Amarah sebenarnya bukan salah satu emosi utama. Perasaan ini muncul karena ada emosi lain yang lebih dulu memicu dan membuatnya menjadi suatu media kamuflase. Bisa dibilang marah merupakan salah satu perilaku – karena kalau dilihat dari intensitas dan durasinya, marah cenderung hanya datang sesaat dan tidak mematikan perasaan atau perspektif kita terhadap orang tersebut, beda halnya dengan rasa benci. 

Pada dasarnya, marah merupakan salah satu upaya kita buat menghilangkan berbagai hambatan yang disebabkan oleh orang lain saat kita pengen mencapai atau memperoleh sesuatu. Dari sini, kita bisa menghubungkan kalau amarah merupakan salah satu bentuk respon dari adanya suatu ancaman. Blair, dalam penelitiannya, menemukan jika kenaikan tingkat ancaman akan berbanding lurus dengan level amarah seseorang. Aku ambil contoh ya; misal A, sebagai terdakwa dari kasus pencurian lagi diinterogasi sama pihak kepolisian. Dengan pertanyaan beruntun yang dilontarkan oleh petugas tersebut – dan gak memungkinkan menyudutkan posisi A juga – ia akan merasa terancam dan menjawab pertanyaan atau bahkan menyangkalnya dengan amarah. Penelitian ini juga ngebahas gimana kaitannya emosi marah melekat pada pasien PTSD. Singkatnya, ancaman yang dirasakan bisa mengubah responsivitas sehingga meningkatkan risiko kemarahan. Aku bakal bahas di postingan selanjutnya yes 😛 

www.meetlalaland.com - bedanya marah dan benci

Rasa marah kepada seseorang biasanya timbul karena ngeliat apa yang udah mereka perbuat, sedangkan biasanya kita benci "for being what they are."

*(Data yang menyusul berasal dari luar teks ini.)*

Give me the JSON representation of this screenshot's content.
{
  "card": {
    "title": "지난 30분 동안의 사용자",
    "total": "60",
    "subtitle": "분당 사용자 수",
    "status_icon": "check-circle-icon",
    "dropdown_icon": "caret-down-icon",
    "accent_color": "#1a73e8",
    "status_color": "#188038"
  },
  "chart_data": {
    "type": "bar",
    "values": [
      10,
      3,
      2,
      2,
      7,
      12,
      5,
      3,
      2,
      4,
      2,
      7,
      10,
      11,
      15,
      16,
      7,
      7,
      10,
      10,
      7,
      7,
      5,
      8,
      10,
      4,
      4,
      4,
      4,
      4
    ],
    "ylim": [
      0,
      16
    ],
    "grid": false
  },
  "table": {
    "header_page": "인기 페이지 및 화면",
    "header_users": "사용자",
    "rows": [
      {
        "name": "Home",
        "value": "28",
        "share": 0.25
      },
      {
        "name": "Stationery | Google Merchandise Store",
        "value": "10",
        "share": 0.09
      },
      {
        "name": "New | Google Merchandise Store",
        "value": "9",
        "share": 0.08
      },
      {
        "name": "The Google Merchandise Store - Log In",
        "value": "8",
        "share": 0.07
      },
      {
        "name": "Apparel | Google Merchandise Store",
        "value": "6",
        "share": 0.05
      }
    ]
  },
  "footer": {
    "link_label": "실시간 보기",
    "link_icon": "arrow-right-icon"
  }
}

Marah bisa dipicu ketika orang yang kita kenal dekat ngelakuin sesuatu yang bikin kita frustasi atau jengkel – dan hal ini cenderung bersifat come and go. Kita marah karena ngerasa bisa “mengontrol” orang tersebut atau “menuntut” kata maaf dan perubahan perilaku dari mereka. Beda sama benci. Cerita sedikit, ya. Biasanya nih, kalau ngumpul sama temen-temen dan ngeliat satuuuuu aja kelakuan atau kebiasaan salah satu orang yang gak kita kenal dekat timbul deh omongan “duh, ganggu banget nih orang” – padahal dia gak ngelakuin sesuatu yang ngerugiin kita. Pas ditanya kenapa, sering banget kita kasih jawaban “gak tau. Gak suka aja." 😂 

Dari sini sebenarnya bisa sedikit dilurusin, bukan karena kita bener-bener gak tau alasannya tapi lebih ke arah bentuk respon terhadap karakteristik dari orang tersebut yang udah bikin kita ngerasa ‘terusik’. Konfigurasi penilaian terhadap target kebencian kita berfokus pada sifat bawaan dari dirinya sendiri, makanya mau mereka ngerubah sikapnya segimana pun atau bahkan mungkin minta maaf ribuan kali – padahal mungkin mereka gak berbuat salah – sama kita, semua usaha gak akan mengurangi rasa benci kita terhadap mereka kaya yang udah dijelasin dalam penelitian Fishcer. Dibanding emosi yang lain, benci butuh lebih banyak waktu buat berevolusi – tapi sekalinya muncul, butuh waktu yang lama juga buat ngilanginnya dan gak jarang bakal ninggalin luka buat kita. Terutama pada situasi immediate hatred yang terus berulang sehingga dapat mengubah rasa benci menjadi sentimen yang bertahan lama, jadi hal yang wajar ketika seseorang mengalami suatu peristiwa buruk dan terus ada di memori mereka untuk periode yang gak bisa kita atur. 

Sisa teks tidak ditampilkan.